Ketika Indonesia membutuhkan simbol-simbol pemersatu bangsa, maka para pejuang kemanusiaan inilah yang membawa asa baru akan Indonesia yang majemuk namun bersatu untuk memanusiakan manusia lain. Kasus Rohingya kembali memperkuat panggilan yang tak pernah akan usang dari sendi –sendi pembangunan bangsa ini, yaitu pemartabatan manusia. Negara Bangsa Indonesia harusnya bersyukur bahwa ada kerja-kerja kecil yang dilakukan untuk terus dan terus merekat kekuatan manusia-manusia Indonesia, kekuatan itu dimulai dari para pekerja kemanusiaan.

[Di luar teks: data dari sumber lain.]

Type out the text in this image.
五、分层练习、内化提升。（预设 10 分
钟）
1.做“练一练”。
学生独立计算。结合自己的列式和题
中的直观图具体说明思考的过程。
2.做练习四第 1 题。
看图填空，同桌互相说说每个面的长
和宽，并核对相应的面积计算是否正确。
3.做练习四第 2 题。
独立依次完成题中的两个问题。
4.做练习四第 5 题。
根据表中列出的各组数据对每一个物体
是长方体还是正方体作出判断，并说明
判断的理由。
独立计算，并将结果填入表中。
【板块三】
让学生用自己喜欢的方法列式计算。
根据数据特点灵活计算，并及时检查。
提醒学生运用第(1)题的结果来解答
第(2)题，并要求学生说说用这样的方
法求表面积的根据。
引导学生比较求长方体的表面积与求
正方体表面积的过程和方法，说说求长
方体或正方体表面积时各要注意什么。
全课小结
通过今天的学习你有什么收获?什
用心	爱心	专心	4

Indonesia masih ada, Indonesia masih kuat, dan Indonesia masih akan terus mampu menjadi model bagi bangsa lain, ketika Indonesia mau berperahu bersama dengan manusia lain mengarungi kerasnya upaya-upaya penindasan dan pelecehan makna kemanusiaan. Kebangkitan Nasional dimaknai dengan kebangkitan baru karya-karya kemanusiaan yang apik dan tanpa pamrih.
=======================================================
Untuk semua temanku penggiat kemanusiaan di HFI dan semua yang lain.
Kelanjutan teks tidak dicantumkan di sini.